Sudachi version 0.6.0

Compare
Choose a tag to compare
@github-actions github-actions released this 09 Jun 01:26

Highlights

  • Improved analysis speed ~20% compared to 0.5.3
  • New typed configuration API (Config)
  • Regex matcher plugin
  • OOV Handlers can use fully-customized POS tags
  • API for compiling dictionaries

New features

API for building dictionaries

In addition to command line interface for building dictionaries, Sudachi now supports API.

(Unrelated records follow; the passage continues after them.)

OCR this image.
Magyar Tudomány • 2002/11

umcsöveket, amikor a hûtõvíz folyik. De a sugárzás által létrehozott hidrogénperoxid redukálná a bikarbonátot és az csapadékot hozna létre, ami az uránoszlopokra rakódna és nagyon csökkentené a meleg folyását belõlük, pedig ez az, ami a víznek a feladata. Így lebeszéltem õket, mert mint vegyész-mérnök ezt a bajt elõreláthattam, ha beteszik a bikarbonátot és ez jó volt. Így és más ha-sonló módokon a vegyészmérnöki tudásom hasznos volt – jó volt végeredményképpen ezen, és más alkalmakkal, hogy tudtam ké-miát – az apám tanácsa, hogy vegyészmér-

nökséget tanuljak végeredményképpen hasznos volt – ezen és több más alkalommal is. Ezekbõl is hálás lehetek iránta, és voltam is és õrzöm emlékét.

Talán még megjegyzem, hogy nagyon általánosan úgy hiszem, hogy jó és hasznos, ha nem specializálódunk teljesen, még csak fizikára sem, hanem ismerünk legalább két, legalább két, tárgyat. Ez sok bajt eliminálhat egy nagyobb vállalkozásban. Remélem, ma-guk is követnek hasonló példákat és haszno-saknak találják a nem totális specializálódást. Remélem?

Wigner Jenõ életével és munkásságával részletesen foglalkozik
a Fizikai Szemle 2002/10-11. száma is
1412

See DicBuilder class and CLI for usage examples. No Javadocs here yet.

Configuration API

Introduced a new typed configuration API. See Config class. It supports flexible path resolution with respect to classpath (with customizable prefixes and classloaders) and filesystem. Dictionary creation API which uses old Settings is deprecated.

New configuration framework allow specifying some resources (dictionaries, character tables) preloaded and prebuilt.

For details on usage, see Javadoc for Config class.

Fully-custom POS tags in OOV providers

It is now possible to specify POS tags for OOV providers which are not present in dictionary. In that case, you must add "userPos": "allow" to OOV plugin configuration. POS tags still must have 6 layer structure.

"oovProviderPlugin" : [
        { "class" : "com.worksap.nlp.sudachi.SimpleOovProviderPlugin",
          "oovPOS" : [ "この", "たぐ", "", "ぞんざい", "しない", "" ],
          "userPOS": "allow",
          "leftId" : 8,
          "rightId" : 8,
          "cost" : 6000 }
    ]

Regex OOV Provider Plugin

Introduced a new OOV provider which matches a regular expression.

Recommendations:

  • Use non-capturing groups in regular expressions: (?:like this), but not capturing groups (like this)

Caveats:

  • Matches may start only on boundaries where character type changes.
  • Matches may not produce words which already present in the dictionary.
  • Match length is limited to 63 utf-16 code units

Example for matching URLs:

{
    "class": "com.worksap.nlp.sudachi.RegexOovProvider",
    "leftId": 5968,
    "rightId": 5968,
    "cost": 19000,
    "regex": "^(?:https?://|www)[\\-_.!~*'()a-zA-Z0-9;/?:@&=+$,%#¯−]+",
    "pos": [ "補助記号", "一般", "URL", "*", "*", "*" ],
    "userPOS": "allow"
}

Speedup

  • Improved lattice construction logic, it is faster and generates less GC pressure now
  • Improved trie index lookup logic, it is slightly faster and generates much less GC pressure now

Deprecations

All deprecations in this section will be removed with 1.0 release.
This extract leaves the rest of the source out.